## Line Chart: Comparative Density Distributions of SWE Models
### Overview
The image contains two overlaid density distribution charts comparing three software engineering workflow (SWE) models: SWE-Gym (blue), SWE-smith (orange), and Scale-SWE (green). The top subplot visualizes token count distributions, while the bottom subplot shows turn distributions (tool calls). Both charts use density curves with shaded areas representing probability distributions.
### Components/Axes
**Top Subplot (Token Count):**
- X-axis: Token Count (0 to 120k, linear scale)
- Y-axis: Density (0 to 3×10⁻⁵, linear scale)
- Legend: Top-right corner with color-coded labels
- Axis markers: Numerical ticks at 20k, 40k, 60k, 80k, 100k, 120k
**Bottom Subplot (Turns):**
- X-axis: Turns (tool call) (0 to 100, linear scale)
- Y-axis: Density (0 to 2×10⁻², linear scale)
- Legend: Same as top subplot
- Axis markers: Numerical ticks at 20, 40, 60, 80, 100
### Detailed Analysis
**Token Count Distribution:**
1. **SWE-Gym (blue):**
- Peak density at ~20k tokens (3.2×10⁻⁵)
- Sharp decline after peak, near-zero beyond 40k
- Narrowest distribution (σ ≈ 5k tokens)
2. **SWE-smith (orange):**
- Peak density at ~30k tokens (2.8×10⁻⁵)
- Broader distribution than SWE-Gym (σ ≈ 8k tokens)
- Longer tail extending to 60k tokens
3. **Scale-SWE (green):**
- Bimodal distribution with peaks at ~25k and ~50k tokens
- Highest overall density (3.5×10⁻⁵ at 50k)

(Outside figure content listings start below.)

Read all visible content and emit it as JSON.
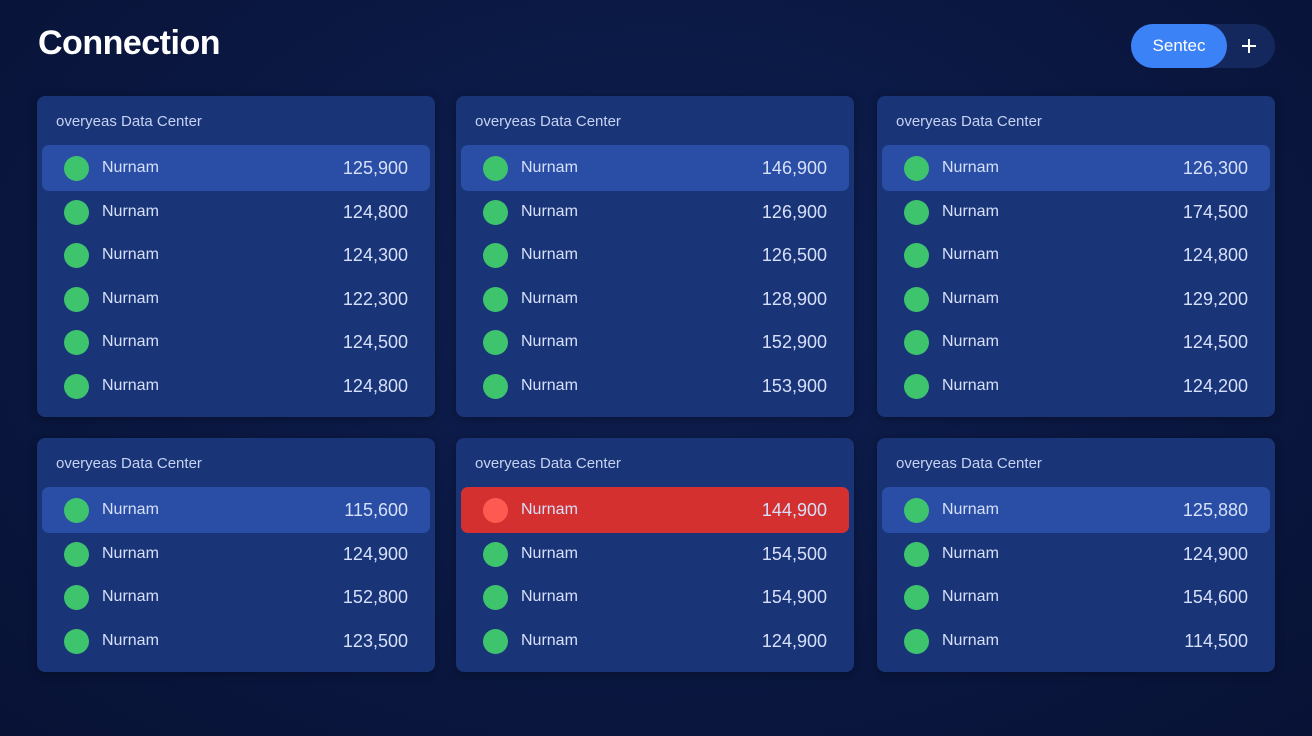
{
  "header": {
    "title": "Connection",
    "button": "Sentec"
  },
  "panels": [
    {
      "title": "overyeas Data Center",
      "rows": [
        {
          "name": "Nurnam",
          "value": "125,900",
          "status": "ok",
          "selected": true
        },
        {
          "name": "Nurnam",
          "value": "124,800",
          "status": "ok"
        },
        {
          "name": "Nurnam",
          "value": "124,300",
          "status": "ok"
        },
        {
          "name": "Nurnam",
          "value": "122,300",
          "status": "ok"
        },
        {
          "name": "Nurnam",
          "value": "124,500",
          "status": "ok"
        },
        {
          "name": "Nurnam",
          "value": "124,800",
          "status": "ok"
        }
      ]
    },
    {
      "title": "overyeas Data Center",
      "rows": [
        {
          "name": "Nurnam",
          "value": "146,900",
          "status": "ok",
          "selected": true
        },
        {
          "name": "Nurnam",
          "value": "126,900",
          "status": "ok"
        },
        {
          "name": "Nurnam",
          "value": "126,500",
          "status": "ok"
        },
        {
          "name": "Nurnam",
          "value": "128,900",
          "status": "ok"
        },
        {
          "name": "Nurnam",
          "value": "152,900",
          "status": "ok"
        },
        {
          "name": "Nurnam",
          "value": "153,900",
          "status": "ok"
        }
      ]
    },
    {
      "title": "overyeas Data Center",
      "rows": [
        {
          "name": "Nurnam",
          "value": "126,300",
          "status": "ok",
          "selected": true
        },
        {
          "name": "Nurnam",
          "value": "174,500",
          "status": "ok"
        },
        {
          "name": "Nurnam",
          "value": "124,800",
          "status": "ok"
        },
        {
          "name": "Nurnam",
          "value": "129,200",
          "status": "ok"
        },
        {
          "name": "Nurnam",
          "value": "124,500",
          "status": "ok"
        },
        {
          "name": "Nurnam",
          "value": "124,200",
          "status": "ok"
        }
      ]
    },
    {
      "title": "overyeas Data Center",
      "rows": [
        {
          "name": "Nurnam",
          "value": "115,600",
          "status": "ok",
          "selected": true
        },
        {
          "name": "Nurnam",
          "value": "124,900",
          "status": "ok"
        },
        {
          "name": "Nurnam",
          "value": "152,800",
          "status": "ok"
        },
        {
          "name": "Nurnam",
          "value": "123,500",
          "status": "ok"
        }
      ]
    },
    {
      "title": "overyeas Data Center",
      "rows": [
        {
          "name": "Nurnam",
          "value": "144,900",
          "status": "alert",
          "selected": true
        },
        {
          "name": "Nurnam",
          "value": "154,500",
          "status": "ok"
        },
        {
          "name": "Nurnam",
          "value": "154,900",
          "status": "ok"
        },
        {
          "name": "Nurnam",
          "value": "124,900",
          "status": "ok"
        }
      ]
    },
    {
      "title": "overyeas Data Center",
      "rows": [
        {
          "name": "Nurnam",
          "value": "125,880",
          "status": "ok",
          "selected": true
        },
        {
          "name": "Nurnam",
          "value": "124,900",
          "status": "ok"
        },
        {
          "name": "Nurnam",
          "value": "154,600",
          "status": "ok"
        },
        {
          "name": "Nurnam",
          "value": "114,500",
          "status": "ok"
        }
      ]
    }
  ]
}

- Widest distribution (σ ≈ 15k tokens)
**Turn Distribution:**
1. **SWE-Gym (blue):**
- Peak density at 20 turns (1.8×10⁻²)
- Rapid decline after peak, near-zero beyond 40 turns
- Narrowest distribution (σ ≈ 5 turns)
2. **SWE-smith (orange):**
- Peak density at 30 turns (1.6×10⁻²)
- Broader distribution than SWE-Gym (σ ≈ 7 turns)
- Longer tail extending to 60 turns
3. **Scale-SWE (green):**
- Bimodal distribution with peaks at ~25 and ~50 turns
- Highest overall density (2.0×10⁻² at 50 turns)
- Widest distribution (σ ≈ 12 turns)
### Key Observations
1. **Consistency vs. Complexity Tradeoff:**
- SWE-Gym shows the most consistent performance (narrowest distributions)
- Scale-SWE demonstrates highest complexity handling (widest distributions)
- SWE-smith represents intermediate behavior
2. **Bimodal Patterns:**
- Scale-SWE's bimodal distributions suggest two distinct operational modes
- Secondary peaks at ~50k tokens/turns indicate specialized task handling
3. **Scale Relationships:**
- Token count distributions are 100-1000x wider than turn distributions
- Density scales differ by 1000x between subplots (1e-5 vs 1e-2)
### Interpretation
The data reveals fundamental differences in model behavior:
- **SWE-Gym** prioritizes efficiency with minimal token/turn usage but limited complexity handling
- **Scale-SWE** sacrifices efficiency for broader capability, showing variable performance across task complexities
- **SWE-smith** balances these factors, offering moderate efficiency with improved complexity handling
The bimodal patterns in Scale-SWE suggest adaptive behavior, potentially switching between different processing strategies. The consistent peak positions across models (20-30k tokens/turns) indicate common operational thresholds in SWE workflows. The density scale differences emphasize that token distributions are inherently more variable than turn counts in these models.